Falsified Sandy engineering reports to be released
Allegedly doctored engineering reports that led to flood insurance claim denials after Superstorm Sandy are expected to be released by the middle of this month, according to attorneys working on the case.
“Not just reports, but also draft estimates of damage,” Chip Merlin, an attorney who specializes in post-hurricane insurance claims, clarified to the Asbury Park Press. “I anticipate that the estimates of damage were lowered by the insurance companies or their vendors in many instances.”

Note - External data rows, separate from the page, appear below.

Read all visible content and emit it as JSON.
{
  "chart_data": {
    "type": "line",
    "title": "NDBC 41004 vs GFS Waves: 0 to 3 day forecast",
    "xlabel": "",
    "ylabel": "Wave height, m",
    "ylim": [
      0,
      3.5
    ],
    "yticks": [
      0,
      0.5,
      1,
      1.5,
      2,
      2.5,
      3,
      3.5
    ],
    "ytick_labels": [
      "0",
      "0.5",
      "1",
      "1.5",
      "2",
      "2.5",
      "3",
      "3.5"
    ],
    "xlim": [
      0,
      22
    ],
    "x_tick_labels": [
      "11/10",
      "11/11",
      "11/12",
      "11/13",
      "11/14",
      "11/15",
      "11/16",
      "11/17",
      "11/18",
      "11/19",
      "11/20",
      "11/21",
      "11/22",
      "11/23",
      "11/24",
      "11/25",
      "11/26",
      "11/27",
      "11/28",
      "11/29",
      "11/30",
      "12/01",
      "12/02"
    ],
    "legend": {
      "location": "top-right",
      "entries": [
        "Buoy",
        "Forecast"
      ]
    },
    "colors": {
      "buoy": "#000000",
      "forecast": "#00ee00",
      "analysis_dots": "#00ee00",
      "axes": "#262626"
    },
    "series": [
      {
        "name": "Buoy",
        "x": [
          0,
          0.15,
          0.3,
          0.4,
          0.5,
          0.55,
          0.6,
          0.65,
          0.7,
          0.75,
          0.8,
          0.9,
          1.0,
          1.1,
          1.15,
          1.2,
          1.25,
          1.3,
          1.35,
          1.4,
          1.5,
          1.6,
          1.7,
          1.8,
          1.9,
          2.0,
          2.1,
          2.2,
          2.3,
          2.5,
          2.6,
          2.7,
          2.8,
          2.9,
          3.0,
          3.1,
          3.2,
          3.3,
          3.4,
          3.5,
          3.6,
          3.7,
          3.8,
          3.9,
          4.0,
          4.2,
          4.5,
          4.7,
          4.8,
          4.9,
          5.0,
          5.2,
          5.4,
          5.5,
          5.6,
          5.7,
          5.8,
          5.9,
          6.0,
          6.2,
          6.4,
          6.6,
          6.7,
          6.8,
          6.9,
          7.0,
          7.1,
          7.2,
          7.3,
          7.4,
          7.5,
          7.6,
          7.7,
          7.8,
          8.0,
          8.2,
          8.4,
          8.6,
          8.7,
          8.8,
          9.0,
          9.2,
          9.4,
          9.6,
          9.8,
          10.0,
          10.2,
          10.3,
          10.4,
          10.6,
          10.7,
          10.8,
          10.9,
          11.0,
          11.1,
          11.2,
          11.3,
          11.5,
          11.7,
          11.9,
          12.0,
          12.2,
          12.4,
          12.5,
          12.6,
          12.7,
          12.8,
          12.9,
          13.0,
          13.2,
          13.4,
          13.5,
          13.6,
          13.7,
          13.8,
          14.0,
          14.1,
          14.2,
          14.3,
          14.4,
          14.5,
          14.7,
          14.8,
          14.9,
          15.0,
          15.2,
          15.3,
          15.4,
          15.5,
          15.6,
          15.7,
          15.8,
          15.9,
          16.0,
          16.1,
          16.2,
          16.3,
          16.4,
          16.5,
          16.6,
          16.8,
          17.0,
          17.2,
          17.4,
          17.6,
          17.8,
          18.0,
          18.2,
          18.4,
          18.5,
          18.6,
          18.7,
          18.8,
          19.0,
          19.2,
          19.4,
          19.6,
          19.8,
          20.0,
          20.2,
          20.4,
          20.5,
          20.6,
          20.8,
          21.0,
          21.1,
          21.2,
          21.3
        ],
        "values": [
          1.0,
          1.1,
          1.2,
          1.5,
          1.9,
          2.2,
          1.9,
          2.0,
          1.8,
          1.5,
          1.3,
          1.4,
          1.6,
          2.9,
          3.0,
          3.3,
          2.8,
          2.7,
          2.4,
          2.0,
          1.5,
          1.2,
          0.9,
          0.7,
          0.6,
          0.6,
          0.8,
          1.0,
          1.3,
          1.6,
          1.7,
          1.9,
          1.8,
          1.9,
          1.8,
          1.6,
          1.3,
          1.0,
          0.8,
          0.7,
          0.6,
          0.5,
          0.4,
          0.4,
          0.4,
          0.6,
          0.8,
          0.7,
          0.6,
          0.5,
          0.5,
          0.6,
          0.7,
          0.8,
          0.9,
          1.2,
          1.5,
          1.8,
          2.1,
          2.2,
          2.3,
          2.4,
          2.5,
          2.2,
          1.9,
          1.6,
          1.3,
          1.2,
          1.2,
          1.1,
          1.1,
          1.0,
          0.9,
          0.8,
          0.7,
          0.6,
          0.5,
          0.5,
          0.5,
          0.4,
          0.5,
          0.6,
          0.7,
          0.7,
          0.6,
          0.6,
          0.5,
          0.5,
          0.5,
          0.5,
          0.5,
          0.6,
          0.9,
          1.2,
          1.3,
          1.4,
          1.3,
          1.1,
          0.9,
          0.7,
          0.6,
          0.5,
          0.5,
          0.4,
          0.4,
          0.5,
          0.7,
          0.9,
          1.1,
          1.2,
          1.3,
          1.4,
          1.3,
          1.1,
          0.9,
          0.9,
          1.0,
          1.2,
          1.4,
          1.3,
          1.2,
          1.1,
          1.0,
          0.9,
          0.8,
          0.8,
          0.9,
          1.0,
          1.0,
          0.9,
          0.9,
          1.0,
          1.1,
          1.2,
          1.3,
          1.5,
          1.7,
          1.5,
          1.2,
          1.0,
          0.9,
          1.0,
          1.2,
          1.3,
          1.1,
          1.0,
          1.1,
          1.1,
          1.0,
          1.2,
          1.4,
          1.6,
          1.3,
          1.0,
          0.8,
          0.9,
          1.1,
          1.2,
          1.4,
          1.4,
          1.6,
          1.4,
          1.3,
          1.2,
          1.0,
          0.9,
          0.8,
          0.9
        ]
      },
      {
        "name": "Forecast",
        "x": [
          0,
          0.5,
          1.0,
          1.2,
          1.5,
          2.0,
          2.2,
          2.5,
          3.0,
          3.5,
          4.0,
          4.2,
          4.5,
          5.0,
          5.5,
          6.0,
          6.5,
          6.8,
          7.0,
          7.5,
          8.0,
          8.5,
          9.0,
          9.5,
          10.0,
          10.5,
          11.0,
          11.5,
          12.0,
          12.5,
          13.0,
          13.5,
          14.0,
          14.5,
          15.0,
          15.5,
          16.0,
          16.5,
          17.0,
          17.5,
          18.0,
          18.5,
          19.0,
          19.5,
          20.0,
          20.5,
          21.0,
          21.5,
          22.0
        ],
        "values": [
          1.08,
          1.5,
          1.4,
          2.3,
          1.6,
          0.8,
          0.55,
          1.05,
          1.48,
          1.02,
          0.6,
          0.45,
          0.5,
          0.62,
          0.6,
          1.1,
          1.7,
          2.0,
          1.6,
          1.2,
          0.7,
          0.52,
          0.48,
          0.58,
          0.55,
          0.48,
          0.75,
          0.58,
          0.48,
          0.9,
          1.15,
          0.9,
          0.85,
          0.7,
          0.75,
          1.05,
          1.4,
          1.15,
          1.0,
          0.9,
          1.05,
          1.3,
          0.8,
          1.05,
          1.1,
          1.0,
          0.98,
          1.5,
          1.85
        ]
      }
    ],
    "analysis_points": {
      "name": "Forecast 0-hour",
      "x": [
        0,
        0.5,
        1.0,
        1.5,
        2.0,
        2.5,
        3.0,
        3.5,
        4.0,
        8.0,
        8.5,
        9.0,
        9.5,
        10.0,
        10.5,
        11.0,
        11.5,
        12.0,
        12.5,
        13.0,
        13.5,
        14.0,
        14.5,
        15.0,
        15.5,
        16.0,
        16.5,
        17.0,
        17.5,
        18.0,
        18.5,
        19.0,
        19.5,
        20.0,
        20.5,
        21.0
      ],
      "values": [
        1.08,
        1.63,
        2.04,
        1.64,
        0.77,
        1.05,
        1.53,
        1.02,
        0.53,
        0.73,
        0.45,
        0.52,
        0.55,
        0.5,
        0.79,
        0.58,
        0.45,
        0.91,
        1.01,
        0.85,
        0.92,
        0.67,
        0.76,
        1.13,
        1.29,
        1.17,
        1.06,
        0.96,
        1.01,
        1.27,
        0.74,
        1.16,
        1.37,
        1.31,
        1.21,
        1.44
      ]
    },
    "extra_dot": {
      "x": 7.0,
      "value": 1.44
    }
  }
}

The release comes after a Dec. 23 letter from the US Department of Justice to the US District Court of New Jersey, which said FEMA had asked engineering firms contracted with the National Flood Insurance Program to provide it with any draft engineering reports connected to more than 1,500 civil court cases that accuse engineering firms and insurance companies of racketeering.
Plaintiffs in the cases argue engineering reports were falsified to eliminate flooding as the cause of damage to residential and business properties following Superstorm Sandy. Doing so prevented claims payout to home and business owners, and allowed insurance companies to benefit by driving up claims handling expenses.

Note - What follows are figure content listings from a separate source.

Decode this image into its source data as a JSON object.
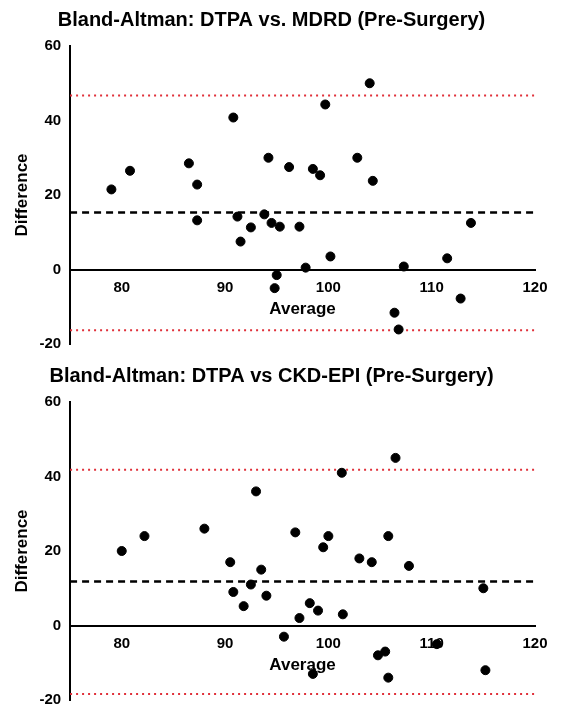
{
  "chart_data": [
    {
      "type": "scatter",
      "title": "Bland-Altman: DTPA vs. MDRD (Pre-Surgery)",
      "x_label": "Average",
      "y_label": "Difference",
      "x": [
        79,
        80.8,
        86.5,
        87.3,
        87.3,
        90.8,
        91.2,
        91.5,
        92.5,
        93.8,
        94.2,
        94.5,
        94.8,
        95,
        95.3,
        96.2,
        97.2,
        97.8,
        98.5,
        99.2,
        99.7,
        100.2,
        102.8,
        104,
        104.3,
        106.4,
        106.8,
        107.3,
        111.5,
        112.8,
        113.8
      ],
      "values": [
        21.5,
        26.5,
        28.5,
        22.8,
        13.2,
        40.8,
        14.2,
        7.5,
        11.3,
        14.8,
        30,
        12.5,
        -5,
        -1.5,
        11.5,
        27.5,
        11.5,
        0.5,
        27,
        25.3,
        44.3,
        3.5,
        30,
        50,
        23.8,
        -11.6,
        -16.1,
        0.8,
        3,
        -7.8,
        12.5
      ],
      "color": "#000000",
      "marker": "circle",
      "mean_difference": 15.3,
      "limits_of_agreement": [
        -16.3,
        46.7
      ],
      "mean_color": "#000000",
      "limits_color": "#e0303a",
      "xlim": [
        75,
        120
      ],
      "xticks": [
        80,
        90,
        100,
        110,
        120
      ],
      "ylim": [
        -20,
        60
      ],
      "yticks": [
        -20,
        0,
        20,
        40,
        60
      ],
      "grid": false
    },
    {
      "type": "scatter",
      "title": "Bland-Altman: DTPA vs CKD-EPI (Pre-Surgery)",
      "x_label": "Average",
      "y_label": "Difference",
      "x": [
        80,
        82.2,
        88,
        90.5,
        90.8,
        91.8,
        92.5,
        93,
        93.5,
        94,
        95.7,
        96.8,
        97.2,
        98.2,
        98.5,
        99,
        99.5,
        100,
        101.3,
        101.4,
        103,
        104.2,
        104.8,
        105.5,
        105.8,
        105.8,
        106.5,
        107.8,
        110.5,
        115,
        115.2
      ],
      "values": [
        20,
        24,
        26,
        17,
        9,
        5.2,
        11,
        36,
        15,
        8,
        -3,
        25,
        2,
        6,
        -13,
        4,
        21,
        24,
        41,
        3,
        18,
        17,
        -8,
        -7,
        24,
        -14,
        45,
        16,
        -5,
        10,
        -12
      ],
      "color": "#000000",
      "marker": "circle",
      "mean_difference": 11.8,
      "limits_of_agreement": [
        -18.4,
        41.8
      ],
      "mean_color": "#000000",
      "limits_color": "#e0303a",
      "xlim": [
        75,
        120
      ],
      "xticks": [
        80,
        90,
        100,
        110,
        120
      ],
      "ylim": [
        -20,
        60
      ],
      "yticks": [
        -20,
        0,
        20,
        40,
        60
      ],
      "grid": false
    }
  ]
}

Insurers including units of Hartford Financial Services Group, Travelers Cos., Wright National Flood Insurance Co. and Selective Insurance have been accused with participating in the scheme.
According to a Bloomberg report, insurers benefit from the National Flood Insurance Program’s reimbursement program, which incentivizes prolonged litigation “in order to charge and collect unnecessary claims handling expenses and attorneys’ fees.”
One plaintiff, Krista Sperber of Long Beach, NY, celebrated the forthcoming release of the reports.
“I’ve been beating this drum for two years ever since we got this [engineering] report, so I’m just happy to see this come out,” she told USA Today.
The release, directed by FEMA, includes all engineering reports found to have been secretly modified. The drafts will be forwarded to the US Attorney’s offices where they will be turned over to homeowners for their use in the lawsuits.
The Justice Department says it expects insurers that sell FEMA-backed flood policies to “follow their lead.”